Computer science
is largely the study of naming. The addresses in memory
systems, the variables in programs, the pathnames in filesystems,
and the URLs printed in magazine ads are all names. Giving
something a name gives us power over it, enabling us to
save it for later. Or tell someone else about it.
The designers
of early timesharing systems soon realized that they could
do something better than simply allowing multiple users
to timeslice an expensive computer---they could create
an environment where people could share information by
naming it and then telling each other about it. Thirty
years later, a similar revolution is occurring in computer
networking with the introduction of a naming mechanism---the
URL---that again allows people to easily name and share
information.
But this power
to share things does not come for free. There is always
a small amount of overhead, roughly proportional to the
number of outstanding copies of the name, required to
support sharing. As an example, consider a popular Web
site---the more copies of the site's URL that get printed
in newspapers, recited on radio, and scribbled on napkins
over lunch, the more CPU power and network bandwidth will
be required to support that site.
The costs of
sharing are incurred by any naming mechanism, but are
often small enough to be ignored when all computation
takes place locally. But in a distributed computing environment,
where processes and data are spread out over a network
of processing elements, the costs of sharing can be particularly
pernicious.
These observations
lead us to investigate a restricted form of naming "linear"
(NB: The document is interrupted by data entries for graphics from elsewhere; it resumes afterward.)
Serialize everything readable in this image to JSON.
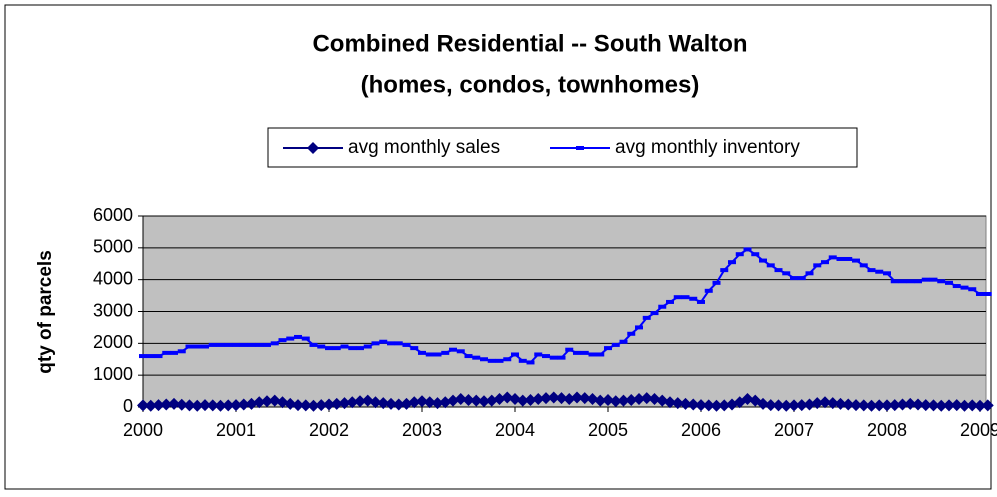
{
  "chart_data": {
    "type": "line",
    "title": "Combined Residential -- South Walton",
    "subtitle": "(homes, condos, townhomes)",
    "y_label": "qty of parcels",
    "categories": [
      "2000",
      null,
      null,
      null,
      null,
      null,
      null,
      null,
      null,
      null,
      null,
      null,
      "2001",
      null,
      null,
      null,
      null,
      null,
      null,
      null,
      null,
      null,
      null,
      null,
      "2002",
      null,
      null,
      null,
      null,
      null,
      null,
      null,
      null,
      null,
      null,
      null,
      "2003",
      null,
      null,
      null,
      null,
      null,
      null,
      null,
      null,
      null,
      null,
      null,
      "2004",
      null,
      null,
      null,
      null,
      null,
      null,
      null,
      null,
      null,
      null,
      null,
      "2005",
      null,
      null,
      null,
      null,
      null,
      null,
      null,
      null,
      null,
      null,
      null,
      "2006",
      null,
      null,
      null,
      null,
      null,
      null,
      null,
      null,
      null,
      null,
      null,
      "2007",
      null,
      null,
      null,
      null,
      null,
      null,
      null,
      null,
      null,
      null,
      null,
      "2008",
      null,
      null,
      null,
      null,
      null,
      null,
      null,
      null,
      null,
      null,
      null,
      "2009",
      null
    ],
    "series": [
      {
        "name": "avg monthly sales",
        "color": "#000080",
        "marker": "diamond",
        "values": [
          50,
          40,
          60,
          80,
          100,
          70,
          50,
          40,
          60,
          50,
          40,
          50,
          60,
          80,
          100,
          150,
          180,
          200,
          150,
          100,
          60,
          50,
          40,
          60,
          80,
          100,
          120,
          150,
          180,
          200,
          150,
          120,
          100,
          80,
          100,
          150,
          180,
          150,
          120,
          150,
          200,
          250,
          220,
          200,
          180,
          200,
          250,
          300,
          250,
          200,
          220,
          250,
          280,
          300,
          280,
          250,
          300,
          280,
          250,
          200,
          220,
          180,
          200,
          220,
          250,
          280,
          250,
          200,
          150,
          120,
          100,
          80,
          60,
          50,
          40,
          50,
          80,
          150,
          250,
          200,
          100,
          60,
          50,
          40,
          50,
          60,
          80,
          120,
          150,
          120,
          100,
          80,
          60,
          50,
          40,
          50,
          50,
          60,
          80,
          100,
          80,
          60,
          50,
          40,
          50,
          60,
          40,
          50,
          40,
          50
        ]
      },
      {
        "name": "avg monthly inventory",
        "color": "#0000ff",
        "marker": "dash",
        "values": [
          1600,
          1600,
          1600,
          1700,
          1700,
          1750,
          1900,
          1900,
          1900,
          1950,
          1950,
          1950,
          1950,
          1950,
          1950,
          1950,
          1950,
          2000,
          2100,
          2150,
          2200,
          2150,
          1950,
          1900,
          1850,
          1850,
          1900,
          1850,
          1850,
          1900,
          2000,
          2050,
          2000,
          2000,
          1950,
          1850,
          1700,
          1650,
          1650,
          1700,
          1800,
          1750,
          1600,
          1550,
          1500,
          1450,
          1450,
          1500,
          1650,
          1450,
          1400,
          1650,
          1600,
          1550,
          1550,
          1800,
          1700,
          1700,
          1650,
          1650,
          1850,
          1950,
          2050,
          2300,
          2500,
          2800,
          2950,
          3150,
          3300,
          3450,
          3450,
          3400,
          3300,
          3650,
          3900,
          4300,
          4550,
          4800,
          4950,
          4800,
          4600,
          4450,
          4300,
          4200,
          4050,
          4050,
          4200,
          4450,
          4550,
          4700,
          4650,
          4650,
          4600,
          4450,
          4300,
          4250,
          4200,
          3950,
          3950,
          3950,
          3950,
          4000,
          4000,
          3950,
          3900,
          3800,
          3750,
          3700,
          3550,
          3550
        ]
      }
    ],
    "ylim": [
      0,
      6000
    ],
    "yticks": [
      0,
      1000,
      2000,
      3000,
      4000,
      5000,
      6000
    ],
    "grid": true,
    "plot_background": "#c0c0c0",
    "legend": "top"
  }
}
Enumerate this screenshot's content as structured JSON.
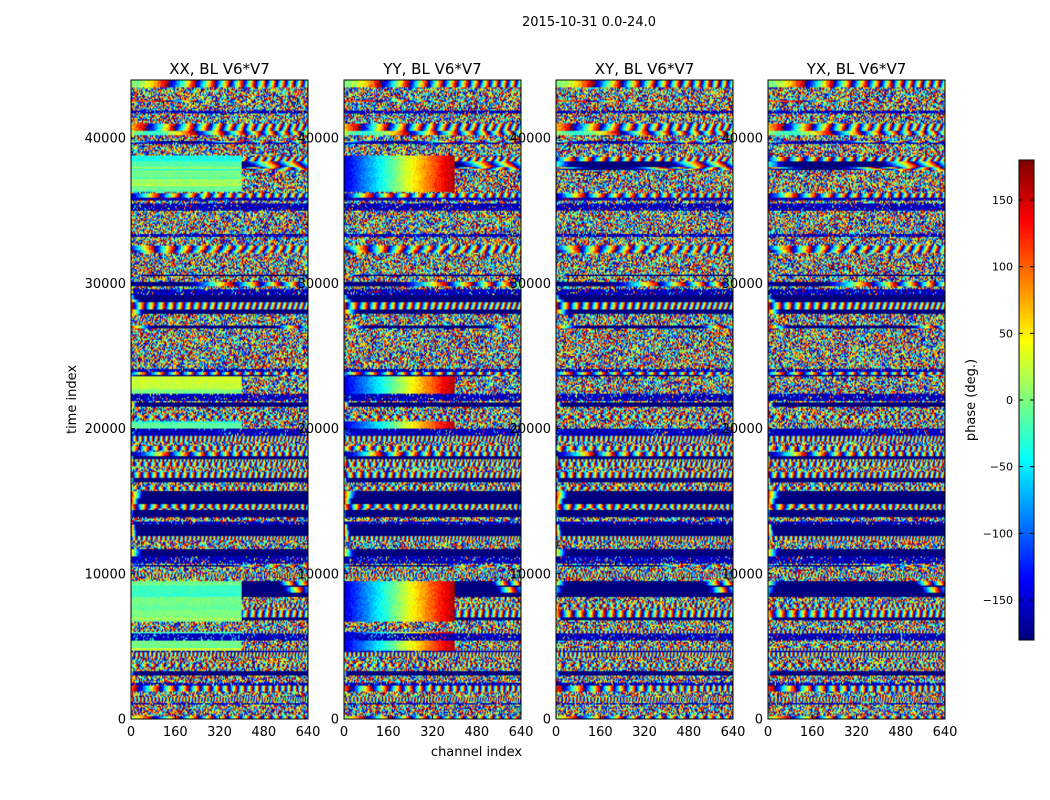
{
  "suptitle": "2015-10-31 0.0-24.0",
  "colormap": "jet",
  "colors": {
    "jet": [
      "#00007f",
      "#0000ff",
      "#007fff",
      "#00ffff",
      "#7fff7f",
      "#ffff00",
      "#ff7f00",
      "#ff0000",
      "#7f0000"
    ]
  },
  "chart_data": [
    {
      "type": "heatmap",
      "title": "XX, BL V6*V7",
      "xlabel": "",
      "ylabel": "time index",
      "xlim": [
        0,
        640
      ],
      "ylim": [
        0,
        44000
      ],
      "xticks": [
        "0",
        "160",
        "320",
        "480",
        "640"
      ],
      "yticks": [
        "0",
        "10000",
        "20000",
        "30000",
        "40000"
      ],
      "value_range": [
        -180,
        180
      ],
      "z_label": "phase (deg.)",
      "smooth_bands_time_index": [
        [
          4700,
          6000
        ],
        [
          6800,
          9500
        ],
        [
          20000,
          20500
        ],
        [
          22400,
          23600
        ],
        [
          36400,
          38800
        ]
      ]
    },
    {
      "type": "heatmap",
      "title": "YY, BL V6*V7",
      "xlabel": "channel index",
      "ylabel": "",
      "xlim": [
        0,
        640
      ],
      "ylim": [
        0,
        44000
      ],
      "xticks": [
        "0",
        "160",
        "320",
        "480",
        "640"
      ],
      "yticks": [
        "0",
        "10000",
        "20000",
        "30000",
        "40000"
      ],
      "value_range": [
        -180,
        180
      ],
      "z_label": "phase (deg.)",
      "smooth_bands_time_index": [
        [
          4700,
          6000
        ],
        [
          6800,
          9500
        ],
        [
          20000,
          20500
        ],
        [
          22400,
          23600
        ],
        [
          36400,
          38800
        ]
      ]
    },
    {
      "type": "heatmap",
      "title": "XY, BL V6*V7",
      "xlabel": "",
      "ylabel": "",
      "xlim": [
        0,
        640
      ],
      "ylim": [
        0,
        44000
      ],
      "xticks": [
        "0",
        "160",
        "320",
        "480",
        "640"
      ],
      "yticks": [
        "0",
        "10000",
        "20000",
        "30000",
        "40000"
      ],
      "value_range": [
        -180,
        180
      ],
      "z_label": "phase (deg.)"
    },
    {
      "type": "heatmap",
      "title": "YX, BL V6*V7",
      "xlabel": "",
      "ylabel": "",
      "xlim": [
        0,
        640
      ],
      "ylim": [
        0,
        44000
      ],
      "xticks": [
        "0",
        "160",
        "320",
        "480",
        "640"
      ],
      "yticks": [
        "0",
        "10000",
        "20000",
        "30000",
        "40000"
      ],
      "value_range": [
        -180,
        180
      ],
      "z_label": "phase (deg.)"
    }
  ],
  "colorbar": {
    "label": "phase (deg.)",
    "range": [
      -180,
      180
    ],
    "ticks": [
      {
        "value": 150,
        "label": "150"
      },
      {
        "value": 100,
        "label": "100"
      },
      {
        "value": 50,
        "label": "50"
      },
      {
        "value": 0,
        "label": "0"
      },
      {
        "value": -50,
        "label": "−50"
      },
      {
        "value": -100,
        "label": "−100"
      },
      {
        "value": -150,
        "label": "−150"
      }
    ]
  }
}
naming as a basis for distributed computing. A linear
name cannot be duplicated, so it requires only a small
fixed amount of overhead to implement. We have implemented
network protocols to support linear names that are simple
and cheap, and that allow processes and data to gracefully
move from processing element to processing element. Linear
names also give us a notion of "locality" that we have
used to heuristically minimize network traffic. In short,
linear names are a practical light-weight glue for holding
a networked computation together.